The government had already succeeded in getting part of Loosie Cannon’s order overturned by a different 11th Circuit panel, which included two of the same judges that heard the arguments today. The appeal today is to get her whole order tossed as the special master process has stretched on, grinding the investigation to a halt.
Trump lawyer James Trusty was left dancing around as the judges grilled him.
Judge Pryor expressed concern that if they sided with Trump, they’d be opening the floodgates to a workaround should any target of federal criminal investigations in the future seek to stymie those probes.
Trusty’s response was to lament the “thousands of personal materials” taken from Trump, begging the judges to think of the “impact on the community when it comes to their view of the criminal justice system.”
“You’ve talked about all these other records and property that were seized,” Pryor cut back, alluding to Trusty’s repeated mention of Trump’s loss of golf shirts and a picture of Celine Dion.
“I don’t think it’s necessarily the fault of the government if someone has intermingled classified documents in all kinds of other personal property,” he added with a chuckle.
Throughout the questioning, the judges expressed skepticism, repeatedly pressing Trusty (what a name for a Trump lawyer - Dickens couldn’t have improved it) for evidence that there was something illegal about the initial raid that would greenlight their involvement at this early stage in the investigation.
“The entire premise of the exercise of this extraordinary kind of jurisdiction would be that the seizure itself is unlawful — if you can’t establish that, then what are we doing here?” Pryor asked.
Following Trusty’s prolonged airing of grievances over the raid and behavior of the FBI agents, Judge Britt Grant asked whether it’s “rare” for the target of a search warrant to feel that it’s overreaching.
When Trusty said that it’s “no real secret” how Trump’s team feels about a handful of arguments in its favor, many of them very new, the chief judge had difficulty hiding his disdain.

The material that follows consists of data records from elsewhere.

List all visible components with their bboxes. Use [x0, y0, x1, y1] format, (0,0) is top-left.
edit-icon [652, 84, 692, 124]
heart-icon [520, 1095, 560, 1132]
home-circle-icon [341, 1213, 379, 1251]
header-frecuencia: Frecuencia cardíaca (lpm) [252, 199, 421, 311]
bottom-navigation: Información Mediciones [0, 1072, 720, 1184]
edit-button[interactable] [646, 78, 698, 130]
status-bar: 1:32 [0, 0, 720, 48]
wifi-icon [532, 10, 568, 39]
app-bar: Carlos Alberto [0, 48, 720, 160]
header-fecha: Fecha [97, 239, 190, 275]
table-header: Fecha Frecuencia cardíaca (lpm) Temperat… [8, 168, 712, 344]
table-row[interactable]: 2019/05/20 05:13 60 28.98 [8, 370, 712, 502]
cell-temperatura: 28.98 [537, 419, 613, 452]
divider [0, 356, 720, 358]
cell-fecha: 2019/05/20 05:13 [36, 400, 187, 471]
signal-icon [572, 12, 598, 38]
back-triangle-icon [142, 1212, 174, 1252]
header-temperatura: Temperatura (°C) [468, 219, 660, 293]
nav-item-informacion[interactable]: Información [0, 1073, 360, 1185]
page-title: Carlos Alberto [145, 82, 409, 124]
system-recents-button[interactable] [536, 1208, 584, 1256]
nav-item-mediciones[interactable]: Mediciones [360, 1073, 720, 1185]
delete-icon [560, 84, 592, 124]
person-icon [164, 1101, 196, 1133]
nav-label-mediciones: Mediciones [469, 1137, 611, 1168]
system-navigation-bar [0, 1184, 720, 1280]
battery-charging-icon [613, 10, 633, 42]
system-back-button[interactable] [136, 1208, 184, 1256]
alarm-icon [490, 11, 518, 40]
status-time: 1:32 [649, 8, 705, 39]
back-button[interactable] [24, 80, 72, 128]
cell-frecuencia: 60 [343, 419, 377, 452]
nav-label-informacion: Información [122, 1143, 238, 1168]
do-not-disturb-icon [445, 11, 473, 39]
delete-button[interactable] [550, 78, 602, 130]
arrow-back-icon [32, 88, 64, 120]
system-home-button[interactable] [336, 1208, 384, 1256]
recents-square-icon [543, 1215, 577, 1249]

Pryor interjected, “It might be a secret to this record, but I don’t see where that argument or case has been made, so for our purposes, it sounds like a secret.”
Despite the closest thing you can get to a shellackingteam Trump is continuing its “might as well try” approach. Just minutes before oral arguments, Trump’s lawyers filed a new document with the amenable Judge Cannon, asking that she unseal the affidavit underlying the Mar-a-Lago search warrant to see if the FBI agents violated Trump’s rights during the raid.

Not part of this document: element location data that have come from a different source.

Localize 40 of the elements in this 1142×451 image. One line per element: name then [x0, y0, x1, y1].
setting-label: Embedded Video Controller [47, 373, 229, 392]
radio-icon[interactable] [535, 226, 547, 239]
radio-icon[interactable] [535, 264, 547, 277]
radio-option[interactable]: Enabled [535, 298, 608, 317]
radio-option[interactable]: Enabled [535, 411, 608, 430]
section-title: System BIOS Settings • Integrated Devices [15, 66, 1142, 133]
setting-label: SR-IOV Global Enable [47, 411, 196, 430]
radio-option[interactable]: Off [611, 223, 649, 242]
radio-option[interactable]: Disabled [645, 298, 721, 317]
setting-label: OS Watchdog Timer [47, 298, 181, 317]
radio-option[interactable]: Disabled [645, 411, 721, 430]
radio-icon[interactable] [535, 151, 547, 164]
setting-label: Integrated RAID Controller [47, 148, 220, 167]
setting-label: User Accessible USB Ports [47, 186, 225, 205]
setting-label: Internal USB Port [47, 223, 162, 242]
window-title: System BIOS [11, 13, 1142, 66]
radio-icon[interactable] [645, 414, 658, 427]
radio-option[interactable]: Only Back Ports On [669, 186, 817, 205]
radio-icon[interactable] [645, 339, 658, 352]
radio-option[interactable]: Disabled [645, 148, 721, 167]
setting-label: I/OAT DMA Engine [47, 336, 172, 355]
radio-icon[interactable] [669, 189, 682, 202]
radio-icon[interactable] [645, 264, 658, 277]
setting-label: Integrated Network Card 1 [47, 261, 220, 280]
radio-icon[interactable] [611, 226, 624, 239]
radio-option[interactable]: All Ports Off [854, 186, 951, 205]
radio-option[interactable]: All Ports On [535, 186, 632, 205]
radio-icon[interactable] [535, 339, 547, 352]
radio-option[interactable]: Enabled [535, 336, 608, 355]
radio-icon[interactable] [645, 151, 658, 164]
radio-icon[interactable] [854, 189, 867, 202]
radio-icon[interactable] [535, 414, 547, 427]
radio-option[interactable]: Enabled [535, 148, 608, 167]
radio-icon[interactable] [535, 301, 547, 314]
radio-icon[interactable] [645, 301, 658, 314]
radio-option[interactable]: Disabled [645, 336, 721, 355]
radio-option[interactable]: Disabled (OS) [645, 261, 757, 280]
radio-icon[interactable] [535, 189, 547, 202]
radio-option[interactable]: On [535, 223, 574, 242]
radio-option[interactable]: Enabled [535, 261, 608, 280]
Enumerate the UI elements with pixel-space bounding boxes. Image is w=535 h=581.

“The fact the Government took a huge volume of personal and family photographs, newspapers, thank-you notes, campaign materials, books, and golf shirts demonstrates that this search and seizure was nothing more than a general ransacking,” Trusty huffed.

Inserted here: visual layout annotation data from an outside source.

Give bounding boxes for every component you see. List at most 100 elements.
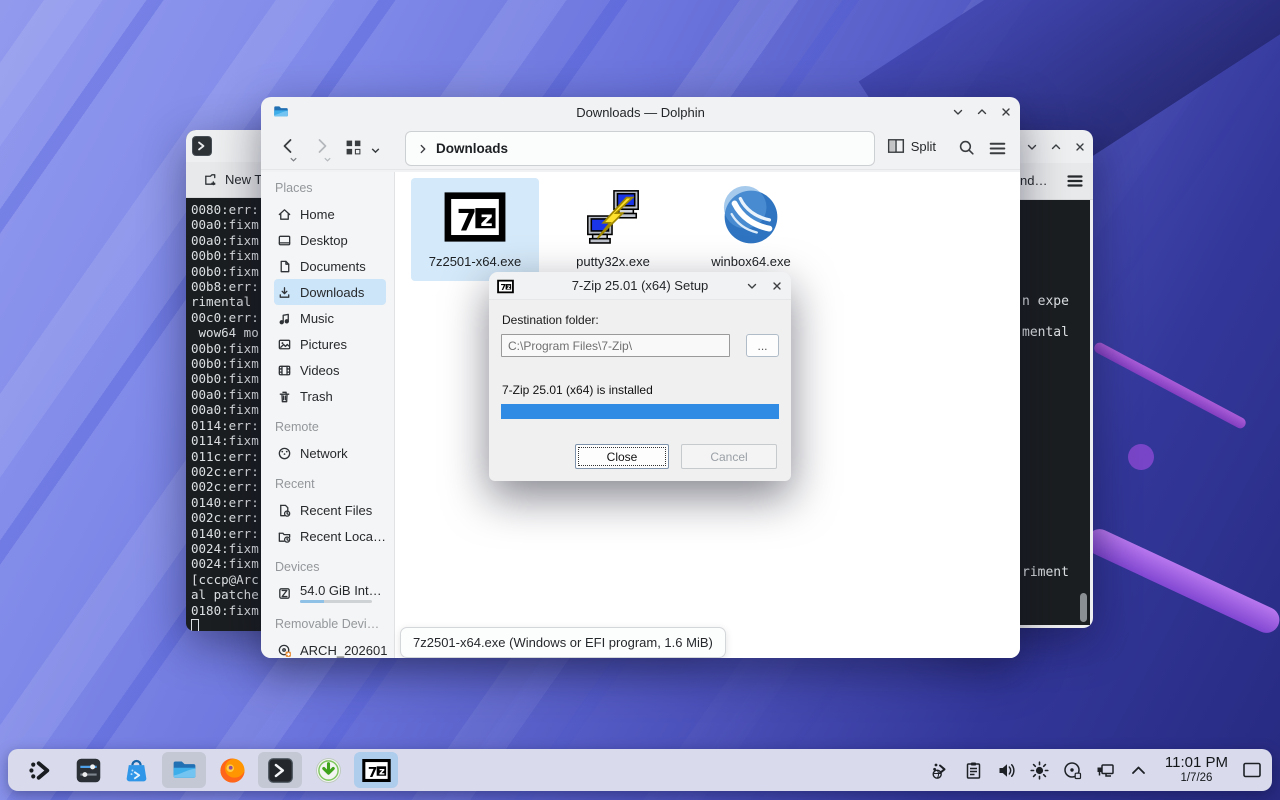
minimize-icon[interactable] (950, 104, 966, 120)
minimize-icon[interactable] (1024, 139, 1040, 155)
network-wired-icon[interactable] (1095, 760, 1116, 781)
view-mode-icon[interactable] (345, 139, 362, 156)
places-panel: Places HomeDesktop Documents Downloads Music… (261, 172, 395, 658)
dolphin-icon (272, 103, 290, 121)
maximize-icon[interactable] (974, 104, 990, 120)
sidebar-item-desktop[interactable]: Desktop (274, 227, 386, 253)
sidebar-item-videos[interactable]: Videos (274, 357, 386, 383)
file-label: 7z2501-x64.exe (429, 254, 522, 269)
dialog-titlebar[interactable]: 7z 7-Zip 25.01 (x64) Setup (489, 272, 791, 300)
sidebar-item-label: ARCH_202601 (300, 643, 387, 658)
brightness-icon[interactable] (1029, 760, 1050, 781)
sidebar-item-label: Trash (300, 389, 333, 404)
music-icon (277, 311, 292, 326)
clock-date: 1/7/26 (1165, 772, 1228, 785)
forward-dropdown-icon[interactable] (323, 151, 332, 169)
svg-text:z: z (507, 285, 511, 291)
destination-path-field[interactable] (501, 334, 730, 357)
svg-text:7: 7 (500, 283, 506, 292)
network-icon (277, 446, 292, 461)
taskbar-discover-icon[interactable] (114, 752, 158, 788)
close-icon[interactable] (769, 278, 785, 294)
terminal-line: mental (1022, 325, 1069, 340)
sidebar-item-downloads[interactable]: Downloads (274, 279, 386, 305)
scrollbar-thumb[interactable] (1080, 593, 1087, 622)
sidebar-item-documents[interactable]: Documents (274, 253, 386, 279)
file-label: winbox64.exe (711, 254, 791, 269)
sidebar-item-recent-loca-[interactable]: Recent Loca… (274, 523, 386, 549)
home-icon (277, 207, 292, 222)
sidebar-section-header: Remote (275, 420, 388, 434)
new-tab-button[interactable]: New T (225, 172, 262, 187)
konsole-icon (192, 136, 212, 156)
tray-expand-icon[interactable] (1128, 760, 1149, 781)
close-button[interactable]: Close (575, 444, 669, 469)
taskbar-dolphin-icon[interactable] (162, 752, 206, 788)
sidebar-section-header: Devices (275, 560, 388, 574)
close-icon[interactable] (998, 104, 1014, 120)
split-button[interactable]: Split (887, 137, 936, 155)
taskbar-app-launcher-icon[interactable] (18, 752, 62, 788)
taskbar-7zip-icon[interactable]: 7z (354, 752, 398, 788)
sidebar-item-network[interactable]: Network (274, 440, 386, 466)
7zip-icon: 7z (497, 278, 514, 295)
taskbar-system-settings-icon[interactable] (66, 752, 110, 788)
sidebar-item-label: Recent Files (300, 503, 372, 518)
volume-icon[interactable] (996, 760, 1017, 781)
minimize-icon[interactable] (744, 278, 760, 294)
sidebar-item-arch-202601[interactable]: ARCH_202601 (274, 637, 386, 658)
optical-disc-icon (277, 643, 292, 658)
sidebar-item-label: 54.0 GiB Int… (300, 583, 382, 598)
wallpaper-shape (1128, 444, 1154, 470)
sidebar-item-home[interactable]: Home (274, 201, 386, 227)
sidebar-item-label: Music (300, 311, 334, 326)
digital-clock[interactable]: 11:01 PM 1/7/26 (1165, 755, 1228, 784)
close-icon[interactable] (1072, 139, 1088, 155)
clipboard-icon[interactable] (963, 760, 984, 781)
sidebar-item-label: Pictures (300, 337, 347, 352)
taskbar-konsole-icon[interactable] (258, 752, 302, 788)
split-label: Split (911, 139, 936, 154)
location-bar[interactable]: Downloads (405, 131, 875, 166)
browse-button[interactable]: ... (746, 334, 779, 357)
file-7z2501-x64-exe[interactable]: 7z7z2501-x64.exe (411, 178, 539, 281)
dolphin-titlebar[interactable]: Downloads — Dolphin (261, 97, 1020, 127)
terminal-cursor (191, 619, 199, 631)
documents-icon (277, 259, 292, 274)
taskbar-firefox-icon[interactable] (210, 752, 254, 788)
back-dropdown-icon[interactable] (289, 151, 298, 169)
status-bar: 7z2501-x64.exe (Windows or EFI program, … (400, 627, 726, 658)
tab-label[interactable]: nd… (1020, 173, 1047, 188)
svg-text:z: z (480, 207, 492, 232)
hamburger-menu-icon[interactable] (988, 139, 1007, 158)
maximize-icon[interactable] (1048, 139, 1064, 155)
clock-time: 11:01 PM (1165, 755, 1228, 772)
sidebar-item-trash[interactable]: Trash (274, 383, 386, 409)
hamburger-menu-icon[interactable] (1065, 171, 1085, 191)
file-putty32x-exe[interactable]: putty32x.exe (549, 178, 677, 281)
taskbar-downloader-icon[interactable] (306, 752, 350, 788)
terminal-line: n expe (1022, 294, 1069, 309)
recent-locations-icon (277, 529, 292, 544)
sidebar-item-54-0-gib-int-[interactable]: 54.0 GiB Int… (274, 580, 386, 606)
show-desktop-button[interactable] (1242, 761, 1262, 779)
sidebar-item-label: Network (300, 446, 348, 461)
sidebar-section-header: Places (275, 181, 388, 195)
disc-notifier-icon[interactable] (1062, 760, 1083, 781)
view-dropdown-icon[interactable] (370, 143, 381, 161)
sidebar-item-label: Documents (300, 259, 366, 274)
search-icon[interactable] (957, 138, 976, 157)
terminal-line: riment (1022, 565, 1069, 580)
sidebar-item-recent-files[interactable]: Recent Files (274, 497, 386, 523)
downloads-icon (277, 285, 292, 300)
sidebar-item-music[interactable]: Music (274, 305, 386, 331)
disk-usage-bar (300, 600, 372, 603)
plasma-widgets-icon[interactable] (930, 760, 951, 781)
breadcrumb[interactable]: Downloads (436, 141, 508, 156)
new-tab-icon (203, 172, 218, 187)
pictures-icon (277, 337, 292, 352)
desktop-icon (277, 233, 292, 248)
sidebar-item-pictures[interactable]: Pictures (274, 331, 386, 357)
file-winbox64-exe[interactable]: winbox64.exe (687, 178, 815, 281)
cancel-button[interactable]: Cancel (681, 444, 777, 469)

Loosie didn’t make a ruling. One suspects she is glancing over her shoulder at the 11th Circuit as her jurisprudence is about to be torpedoed a second time.
In Washington, the Supreme Court denied without comment Trump’s last-ditch effort to extend a legal battle that has consumed Congress and the courts for years. The brief order means the Treasury Department may quickly hand over six years of tax records from Trump and some of his companies to the House Ways and Means Committee. There were no recorded dissents and, as is often the case in emergency applications, the court did not state a reason for denying Trump’s request to withhold the records.
It was unclear when the Treasury Department will turn over the records; a spokesman said only that the department would comply. Unfortunately, time is not on the side of Democrats who run the committee. Demands for the records would expire in January, when Republicans take control of the House. One can be sure Congressman Jock Itch, er, I mean Jordan, won’t be renewing the request.
One hopes Congress gets the records next month and in the confusion of changing the running of the House that a PDF of the documents somehow manages to find its way to a reporter’s in-box.